La Actualidad de Gandia

Gandia firma el cierre de IPG27 diciembre 2017



Gandia ha procedido al cierre de la empresa pública Iniciativas Públicas de Gandia (IPG) con la firma de la escritura de cesión global de activos y pasivos de IPG al Ayuntamiento de Gandia, que es el socio único de la entidad. En este acto notarial que se ha producido esta mañana ha participado en representación del Ayuntamiento, la alcaldesa de la ciudad, Diana Morant; y los liquidadores de la empresa Francesc Pons, Vicent Mascarell, Salvador Marí y Emili Morant. A esta escritura lo acompañan un estado actual de cuentas de la empresa y un inventario de propiedades.
En el momento en que esta cesión de activos y pasivos se inscriba en el registro mercantil (un trámite burocrático que puede tardar unas pocas semanas), se producirá de hecho la extinción de la empresa pública de Gandia.
Con esta cesión el gobierno de Gandia (PSPV-PSOE y Més Gandia), con el apoyo activo y la participación de Ciudadanos, acaba en 2017 cumpliendo una promesa: cerrar la empresa pública Iniciativas Públicas de Gandia, que fue durante la legislatura pasada un foco de opacidad, de mala gestión y de deuda.
Desde ahora, el Ajuntamiento asume los bienes que le restan a la empresa pública, los trabajadores, y asume también la deuda que quedan para pagar, unos 6,5 millones de euros.
En las últimas semanas se han pagado 4 millones de euros en facturas y se ha conseguido vender los bajos del edificio nuevo de Simancas cancelando así un crédito de cerca de 5 millones de euros, una operación parecida en importancia y magnitud a la reversión de la compra de la bolera del Gandia Palace.
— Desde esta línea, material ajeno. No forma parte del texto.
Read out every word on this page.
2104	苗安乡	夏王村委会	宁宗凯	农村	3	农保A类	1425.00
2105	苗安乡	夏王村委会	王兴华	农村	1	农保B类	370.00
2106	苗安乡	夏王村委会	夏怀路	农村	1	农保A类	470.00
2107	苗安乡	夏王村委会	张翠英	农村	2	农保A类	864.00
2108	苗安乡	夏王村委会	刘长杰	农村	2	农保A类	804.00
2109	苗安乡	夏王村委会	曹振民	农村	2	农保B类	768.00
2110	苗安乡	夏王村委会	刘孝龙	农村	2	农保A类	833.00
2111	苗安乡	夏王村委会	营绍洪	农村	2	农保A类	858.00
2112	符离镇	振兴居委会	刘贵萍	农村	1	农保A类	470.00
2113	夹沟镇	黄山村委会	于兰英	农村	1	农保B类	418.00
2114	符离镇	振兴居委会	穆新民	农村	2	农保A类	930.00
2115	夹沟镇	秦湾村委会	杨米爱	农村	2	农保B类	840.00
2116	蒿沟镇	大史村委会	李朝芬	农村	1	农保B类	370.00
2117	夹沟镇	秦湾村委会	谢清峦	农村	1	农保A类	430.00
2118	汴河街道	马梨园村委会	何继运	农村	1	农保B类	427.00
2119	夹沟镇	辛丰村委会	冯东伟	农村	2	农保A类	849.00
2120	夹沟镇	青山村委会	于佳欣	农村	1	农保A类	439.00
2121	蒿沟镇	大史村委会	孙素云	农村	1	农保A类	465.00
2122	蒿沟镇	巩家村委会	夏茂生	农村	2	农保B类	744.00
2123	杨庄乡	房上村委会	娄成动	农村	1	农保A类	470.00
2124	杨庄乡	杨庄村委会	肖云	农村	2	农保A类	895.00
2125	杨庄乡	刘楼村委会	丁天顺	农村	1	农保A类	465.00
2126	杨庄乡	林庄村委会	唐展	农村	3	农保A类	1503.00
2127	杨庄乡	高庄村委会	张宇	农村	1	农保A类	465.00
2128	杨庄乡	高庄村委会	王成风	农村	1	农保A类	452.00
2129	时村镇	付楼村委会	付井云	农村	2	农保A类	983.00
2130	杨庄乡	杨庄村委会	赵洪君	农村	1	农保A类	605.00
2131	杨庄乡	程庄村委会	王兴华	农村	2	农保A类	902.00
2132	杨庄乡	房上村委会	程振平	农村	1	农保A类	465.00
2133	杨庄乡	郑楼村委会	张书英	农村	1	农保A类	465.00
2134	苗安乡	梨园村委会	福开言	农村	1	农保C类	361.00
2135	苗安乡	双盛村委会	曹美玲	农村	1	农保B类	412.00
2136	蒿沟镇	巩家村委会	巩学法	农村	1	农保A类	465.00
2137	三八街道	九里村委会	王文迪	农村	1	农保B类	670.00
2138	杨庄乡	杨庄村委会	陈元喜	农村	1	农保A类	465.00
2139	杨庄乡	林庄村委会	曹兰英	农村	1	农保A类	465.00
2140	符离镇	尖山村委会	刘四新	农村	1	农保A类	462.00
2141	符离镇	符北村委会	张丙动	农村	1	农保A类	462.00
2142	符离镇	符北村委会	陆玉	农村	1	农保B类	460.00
Los proveedores que aún no han cobrado pasan a ser ahora acreedores del Ayuntamiento, que satisfará esas deudas durante los primeros meses del ejercicio presupuestario 2018.


Antecedentes

Hace poco más de 10 años nacía Iniciatives Públiques de Gandia, la matriz de tres empresas públicas creadas con una triple finalidad: hacer accesible la vivienda en el momento de mayor vigencia de la burbuja inmobiliaria, promover la actividad del deporte. Y, por último, introducir al sector turístico en el sistema productivo de la ciudad para gestionar uno de los motores económicos más importantes de Gandia: el Turismo.
Todas sus cuentas se aprobaron con balances económicos positivos, incluso el de 2011, que ya fue aprobado por un gobierno del PP en 2012.
Pero la empresa pública fue durante la pasada legislatura, según el gobierno local, una herramienta “que condenó las futuras generaciones locales a tener que pagar las malas gestiones del ejecutivo anterior. Aquel que en 2011 prometió cerrar las empresas públicas fusionó las tres empresas en una sola y nunca cumplió su promesa de cerrar la empresa pública. En definitiva, IPG se convirtió en la herramienta favorita del anterior gobierno, desde la cual llevaron a cabo su política de clientelismo, enchufismo y gestión oscura del dinero de todos los gandienses”.